For the last year or so, I have been in the background monitoring conversations on this forum (some may call it stalking) and have enjoyed eavesdropping on all the chatter, comments, opinions and advice. Really great stuff. Chumley’s adventures were as good a read as most summer-at-the-beach novels but informative to boot. Posts from llamadave, 100sqft, DonMc, DonSt (love those Dons) and many others too numerous to mention are packed with valuable insights.

Well it’s time for me to come out of the shadows and into the light.
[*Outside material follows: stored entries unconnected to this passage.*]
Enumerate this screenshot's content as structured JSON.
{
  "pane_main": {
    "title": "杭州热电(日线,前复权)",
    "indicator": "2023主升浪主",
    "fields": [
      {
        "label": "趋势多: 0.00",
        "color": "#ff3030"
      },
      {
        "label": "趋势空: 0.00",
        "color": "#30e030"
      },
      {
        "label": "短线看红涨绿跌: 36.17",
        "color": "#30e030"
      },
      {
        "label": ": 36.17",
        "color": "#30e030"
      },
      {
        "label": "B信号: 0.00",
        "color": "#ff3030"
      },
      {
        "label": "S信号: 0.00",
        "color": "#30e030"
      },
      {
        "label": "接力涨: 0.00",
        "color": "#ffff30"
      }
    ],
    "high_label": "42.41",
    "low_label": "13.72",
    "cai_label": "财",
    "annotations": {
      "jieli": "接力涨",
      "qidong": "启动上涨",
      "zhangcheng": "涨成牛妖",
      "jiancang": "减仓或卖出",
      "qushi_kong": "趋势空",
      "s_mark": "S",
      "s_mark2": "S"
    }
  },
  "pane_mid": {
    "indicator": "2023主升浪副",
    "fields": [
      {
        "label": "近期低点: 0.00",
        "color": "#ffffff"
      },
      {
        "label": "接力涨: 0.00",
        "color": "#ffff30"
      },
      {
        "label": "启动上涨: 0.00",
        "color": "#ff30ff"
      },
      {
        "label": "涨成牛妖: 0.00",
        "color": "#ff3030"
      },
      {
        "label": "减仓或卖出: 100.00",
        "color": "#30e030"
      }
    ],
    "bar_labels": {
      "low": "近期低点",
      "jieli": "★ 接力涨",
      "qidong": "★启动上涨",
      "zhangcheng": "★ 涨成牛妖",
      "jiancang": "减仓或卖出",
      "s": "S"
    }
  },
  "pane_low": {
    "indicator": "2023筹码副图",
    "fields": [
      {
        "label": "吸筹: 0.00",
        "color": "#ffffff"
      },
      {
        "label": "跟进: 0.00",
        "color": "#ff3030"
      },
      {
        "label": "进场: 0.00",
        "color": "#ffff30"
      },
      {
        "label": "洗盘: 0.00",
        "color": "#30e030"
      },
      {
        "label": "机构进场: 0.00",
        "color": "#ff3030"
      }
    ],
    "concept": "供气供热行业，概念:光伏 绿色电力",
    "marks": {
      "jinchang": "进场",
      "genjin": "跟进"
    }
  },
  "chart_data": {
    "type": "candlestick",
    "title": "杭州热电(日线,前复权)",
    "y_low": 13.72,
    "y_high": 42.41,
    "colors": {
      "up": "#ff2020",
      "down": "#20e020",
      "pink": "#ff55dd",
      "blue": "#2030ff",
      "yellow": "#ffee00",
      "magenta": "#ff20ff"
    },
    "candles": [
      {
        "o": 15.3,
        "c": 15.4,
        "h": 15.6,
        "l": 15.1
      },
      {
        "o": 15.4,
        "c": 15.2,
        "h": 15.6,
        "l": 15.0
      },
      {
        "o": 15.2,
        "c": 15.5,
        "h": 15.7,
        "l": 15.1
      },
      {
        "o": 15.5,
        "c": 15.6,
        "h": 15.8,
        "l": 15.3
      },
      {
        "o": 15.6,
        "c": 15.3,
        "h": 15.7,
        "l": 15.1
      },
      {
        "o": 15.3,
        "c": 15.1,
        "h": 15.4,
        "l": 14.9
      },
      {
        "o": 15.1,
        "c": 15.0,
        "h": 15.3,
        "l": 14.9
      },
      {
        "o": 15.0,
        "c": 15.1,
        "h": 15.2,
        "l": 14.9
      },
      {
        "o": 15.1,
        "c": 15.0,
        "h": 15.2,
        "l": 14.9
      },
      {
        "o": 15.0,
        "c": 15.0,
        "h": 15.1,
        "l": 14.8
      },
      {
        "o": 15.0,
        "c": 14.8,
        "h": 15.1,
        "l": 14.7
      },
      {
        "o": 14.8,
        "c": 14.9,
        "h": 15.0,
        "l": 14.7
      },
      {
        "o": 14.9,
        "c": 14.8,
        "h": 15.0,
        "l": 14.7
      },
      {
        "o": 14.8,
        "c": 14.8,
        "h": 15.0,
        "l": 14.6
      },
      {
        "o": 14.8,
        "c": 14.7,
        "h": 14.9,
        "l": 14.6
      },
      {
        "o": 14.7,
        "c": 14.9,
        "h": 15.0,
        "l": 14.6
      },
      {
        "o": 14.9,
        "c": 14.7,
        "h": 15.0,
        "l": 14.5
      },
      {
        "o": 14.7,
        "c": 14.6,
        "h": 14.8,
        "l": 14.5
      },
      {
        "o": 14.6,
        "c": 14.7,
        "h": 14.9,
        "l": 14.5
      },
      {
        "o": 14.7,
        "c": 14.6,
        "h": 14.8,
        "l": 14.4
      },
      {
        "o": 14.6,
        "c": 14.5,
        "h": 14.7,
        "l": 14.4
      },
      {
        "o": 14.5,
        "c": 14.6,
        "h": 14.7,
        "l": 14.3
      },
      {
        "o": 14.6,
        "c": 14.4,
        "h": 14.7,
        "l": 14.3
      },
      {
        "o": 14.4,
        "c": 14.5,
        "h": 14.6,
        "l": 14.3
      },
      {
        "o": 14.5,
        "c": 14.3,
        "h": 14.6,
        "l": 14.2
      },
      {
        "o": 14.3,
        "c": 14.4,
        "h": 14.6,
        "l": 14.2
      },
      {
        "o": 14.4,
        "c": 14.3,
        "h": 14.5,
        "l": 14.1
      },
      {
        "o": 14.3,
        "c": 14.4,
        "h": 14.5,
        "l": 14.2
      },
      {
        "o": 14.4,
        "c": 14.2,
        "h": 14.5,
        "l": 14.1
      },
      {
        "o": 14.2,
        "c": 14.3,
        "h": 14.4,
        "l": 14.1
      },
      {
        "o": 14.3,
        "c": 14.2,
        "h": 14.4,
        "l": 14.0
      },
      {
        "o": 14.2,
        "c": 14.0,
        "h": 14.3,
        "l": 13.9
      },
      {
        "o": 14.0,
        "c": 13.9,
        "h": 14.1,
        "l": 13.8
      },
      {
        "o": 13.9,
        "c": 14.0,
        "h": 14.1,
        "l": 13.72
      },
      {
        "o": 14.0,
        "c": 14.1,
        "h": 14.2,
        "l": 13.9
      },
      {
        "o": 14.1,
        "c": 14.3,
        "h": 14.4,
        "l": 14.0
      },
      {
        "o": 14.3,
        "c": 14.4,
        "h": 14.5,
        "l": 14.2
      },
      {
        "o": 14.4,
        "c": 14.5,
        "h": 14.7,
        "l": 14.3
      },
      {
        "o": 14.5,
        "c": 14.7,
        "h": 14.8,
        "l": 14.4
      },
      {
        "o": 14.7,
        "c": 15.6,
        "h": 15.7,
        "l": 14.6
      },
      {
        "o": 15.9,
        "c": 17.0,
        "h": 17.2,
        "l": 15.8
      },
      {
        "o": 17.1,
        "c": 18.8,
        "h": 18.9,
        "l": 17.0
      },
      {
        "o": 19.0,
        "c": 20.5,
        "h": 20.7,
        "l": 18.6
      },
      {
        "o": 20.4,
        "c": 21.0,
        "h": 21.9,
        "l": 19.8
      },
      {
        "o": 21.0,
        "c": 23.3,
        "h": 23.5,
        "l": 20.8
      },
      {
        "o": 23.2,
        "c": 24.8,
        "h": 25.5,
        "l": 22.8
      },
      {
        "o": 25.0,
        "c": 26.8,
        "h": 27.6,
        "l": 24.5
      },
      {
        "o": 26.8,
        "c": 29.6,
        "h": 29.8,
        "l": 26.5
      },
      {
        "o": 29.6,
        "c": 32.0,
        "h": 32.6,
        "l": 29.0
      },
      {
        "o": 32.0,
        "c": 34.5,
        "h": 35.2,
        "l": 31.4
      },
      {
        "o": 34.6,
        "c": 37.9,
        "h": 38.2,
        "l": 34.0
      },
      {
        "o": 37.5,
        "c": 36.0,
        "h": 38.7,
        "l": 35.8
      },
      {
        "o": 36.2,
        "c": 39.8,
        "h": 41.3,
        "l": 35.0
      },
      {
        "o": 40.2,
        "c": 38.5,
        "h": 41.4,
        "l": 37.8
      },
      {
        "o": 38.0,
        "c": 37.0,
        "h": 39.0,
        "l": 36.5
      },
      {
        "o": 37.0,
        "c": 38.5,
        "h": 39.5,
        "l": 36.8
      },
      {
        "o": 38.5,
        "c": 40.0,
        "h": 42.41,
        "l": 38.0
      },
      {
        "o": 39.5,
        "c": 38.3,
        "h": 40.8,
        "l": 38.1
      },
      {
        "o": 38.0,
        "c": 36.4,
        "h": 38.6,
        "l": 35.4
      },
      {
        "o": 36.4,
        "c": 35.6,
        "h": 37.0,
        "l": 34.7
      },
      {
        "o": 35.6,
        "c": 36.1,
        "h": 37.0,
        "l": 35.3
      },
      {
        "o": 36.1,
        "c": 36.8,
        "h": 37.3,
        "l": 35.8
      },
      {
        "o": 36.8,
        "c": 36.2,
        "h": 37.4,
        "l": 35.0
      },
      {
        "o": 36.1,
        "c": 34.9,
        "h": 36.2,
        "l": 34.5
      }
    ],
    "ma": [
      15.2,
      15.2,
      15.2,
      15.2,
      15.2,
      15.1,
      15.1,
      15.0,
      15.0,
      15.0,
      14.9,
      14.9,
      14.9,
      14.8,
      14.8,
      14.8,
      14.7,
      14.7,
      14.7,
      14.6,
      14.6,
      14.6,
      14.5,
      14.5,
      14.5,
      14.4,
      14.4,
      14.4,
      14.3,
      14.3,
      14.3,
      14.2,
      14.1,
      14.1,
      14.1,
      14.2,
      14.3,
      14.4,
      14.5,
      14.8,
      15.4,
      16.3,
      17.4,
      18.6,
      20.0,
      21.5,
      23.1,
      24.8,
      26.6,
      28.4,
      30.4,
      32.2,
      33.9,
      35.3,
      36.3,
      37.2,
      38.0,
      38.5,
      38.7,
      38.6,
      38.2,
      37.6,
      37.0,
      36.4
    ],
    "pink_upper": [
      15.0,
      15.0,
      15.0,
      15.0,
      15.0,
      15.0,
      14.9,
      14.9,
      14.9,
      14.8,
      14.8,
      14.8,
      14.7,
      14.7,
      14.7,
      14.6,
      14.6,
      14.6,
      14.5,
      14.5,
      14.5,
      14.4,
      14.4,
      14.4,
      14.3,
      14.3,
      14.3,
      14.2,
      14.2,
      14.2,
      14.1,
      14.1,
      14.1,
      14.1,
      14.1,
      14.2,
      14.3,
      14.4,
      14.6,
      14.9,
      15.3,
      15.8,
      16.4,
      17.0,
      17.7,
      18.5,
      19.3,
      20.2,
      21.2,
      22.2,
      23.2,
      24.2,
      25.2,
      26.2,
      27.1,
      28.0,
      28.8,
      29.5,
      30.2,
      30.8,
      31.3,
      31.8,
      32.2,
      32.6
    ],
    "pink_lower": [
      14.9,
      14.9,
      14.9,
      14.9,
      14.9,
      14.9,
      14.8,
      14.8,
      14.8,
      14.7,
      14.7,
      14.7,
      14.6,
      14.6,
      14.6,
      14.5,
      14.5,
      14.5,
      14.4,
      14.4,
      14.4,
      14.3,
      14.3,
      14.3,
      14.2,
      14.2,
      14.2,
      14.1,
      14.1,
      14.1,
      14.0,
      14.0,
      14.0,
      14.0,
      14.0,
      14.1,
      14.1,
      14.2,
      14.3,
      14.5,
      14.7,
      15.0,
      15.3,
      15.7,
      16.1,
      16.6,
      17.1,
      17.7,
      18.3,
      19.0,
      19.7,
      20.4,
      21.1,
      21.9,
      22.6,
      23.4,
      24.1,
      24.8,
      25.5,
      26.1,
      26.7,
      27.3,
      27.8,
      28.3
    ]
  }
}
My wife and I have decided to move forward with a Sprinter Sportsmobile conversion of our own. We visited SMB Texas last year and had a long conversation with Paul who very patiently answered all our questions—ones that I’m sure he has heard a zillion times before. And he let us test drive a Sprinter that they had on consignment. We have had no RV ownership experience but we both enjoy long distance driving and being on the road. I will be 65 in September and will be slowly weaning myself from my graphic design business of 37 years. I enjoy what I do but it’s time to do something different and we are planning on the Sportsmobile to provide some new experiences.

My wife and I have been discussing how we would use the Sportsmobile. This is what we came up with:
--not a daily driver
--long weekends to get away from the city
--extended trips across US and Canada that would combine stays in hotels, motels, B&Bs and limited camping (1-3 days probably)
--the sleeping accommodations in the RV would be used to provide a tired driver quality nap time while the other person pilots the RV, for overnight use while on the road and, as mentioned previously, for occasional camping
—my wife wants her shower space

With that in mind, we explored the many floor plans on the SMB website and determined that the RB137S was the most appropriate for our needs--albeit with a few modifications (of course!). We feel that a single 74” long gaucho (I am 6’) that expands into a 44”-50” wide bed is all we will need and that having it up front behind the driver is better than a having a bath cabinet there.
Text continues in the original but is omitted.